With the support of Professor Frederik Armknecht of the Chair of Practical Computer Science IV: Dependable Systems Engineering at the University of Mannheim and the BMW Group from early on, I got the great opportunity to continue my journey in the automotive industry. More precisely, I was able to write my master thesis within the area of security and functional safety of driver assistance systems. There, the objective was to conduct a threat analysis and risk assessment of attacks manipulating the environment of automated or autonomous vehicles to hamper their behavior. Besides diving into the effect chain of state-of-the-art driver assistance systems it was crucial to consider both security and safety impacts, as an attacker could cause safety-critical situations by such environmental manipulations.
I highly appreciated working in the area of security and safety of such a company and it confirmed my intention to continue my career path within this field.
Today, I am working as security expert advising agile development teams.
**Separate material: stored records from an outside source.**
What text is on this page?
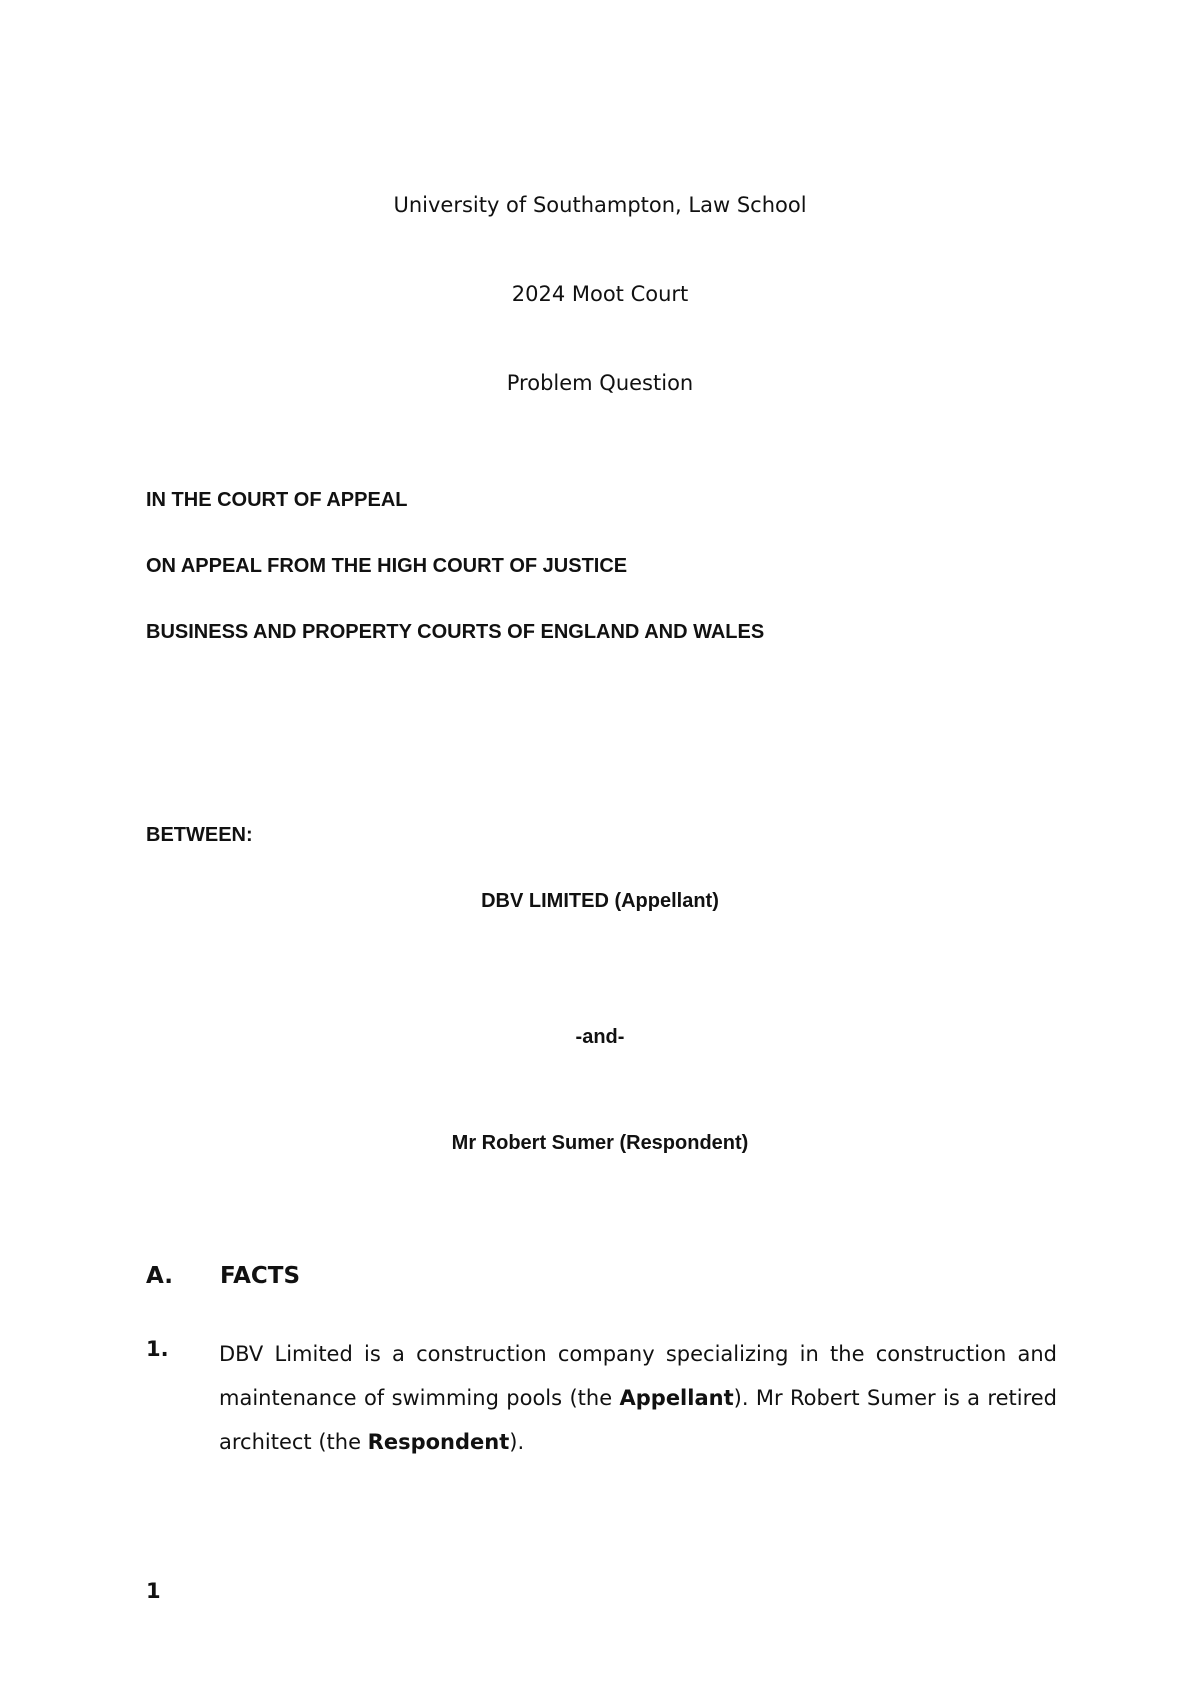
University of Southampton, Law School
2024 Moot Court
Problem Question
IN THE COURT OF APPEAL
ON APPEAL FROM THE HIGH COURT OF JUSTICE
BUSINESS AND PROPERTY COURTS OF ENGLAND AND WALES
BETWEEN:
DBV LIMITED (Appellant)
-and-
Mr Robert Sumer (Respondent)
A. FACTS
1. DBV Limited is a construction company specializing in the construction and maintenance of swimming pools (the Appellant). Mr Robert Sumer is a retired architect (the Respondent).
1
At this point, I would like to greatly thank Professor Frederik Armknecht of the University of Mannheim, who made this thesis possible in the first place and all the colleagues I got to know during the six month, especially Mister Hubert Strauß, my supervisor within the BMW Group, and all the expert interview partners, without which this thesis would not have been possible.”
Abstract of thesis:
Autonomous driving is considered as one of the top innovations and disruptions in the automotive industry. And already today, advanced driver assistance systems are a main driver of innovation. There, the vehicle automatically decides on appropriate driving actions like steering, accelerating, and decelerating. To do so, a vehicle has to precisely sense its environment. Following, today’s and future vehicles rely on a multitude of built-in sensors. Besides enabling a vehicle to perceive its surroundings, the dependence on sensors also increases the attack surface. By manipulating the vehicles’ environment, an attacker could manipulate or hamper the behavior of a vehicle which could potentially lead to safety-critical situations. For example, by spooﬁng an object, an attacker may cause a vehicle to brake suddenly. Over the last years, research on and interest in those environmental manipulations has been growing steadily. That is, a multitude of attacks has been demonstrated in literature and covered in press. This thesis ﬁrst provides a comprehensive review on the current state of research in the ﬁeld of environmental manipulations and sensor spooﬁng. Afterwards, a practical threat analysis and risk assessment is conducted to assess the factual risk constituted by such attacks on state-of-the-art driver assistance systems. Associated with this, a new risk assessment methodology suitable for assessing the risk of this type of attacks is proposed.
Congratulations to Sven for completing his studies and we wish him success in his future endeavours.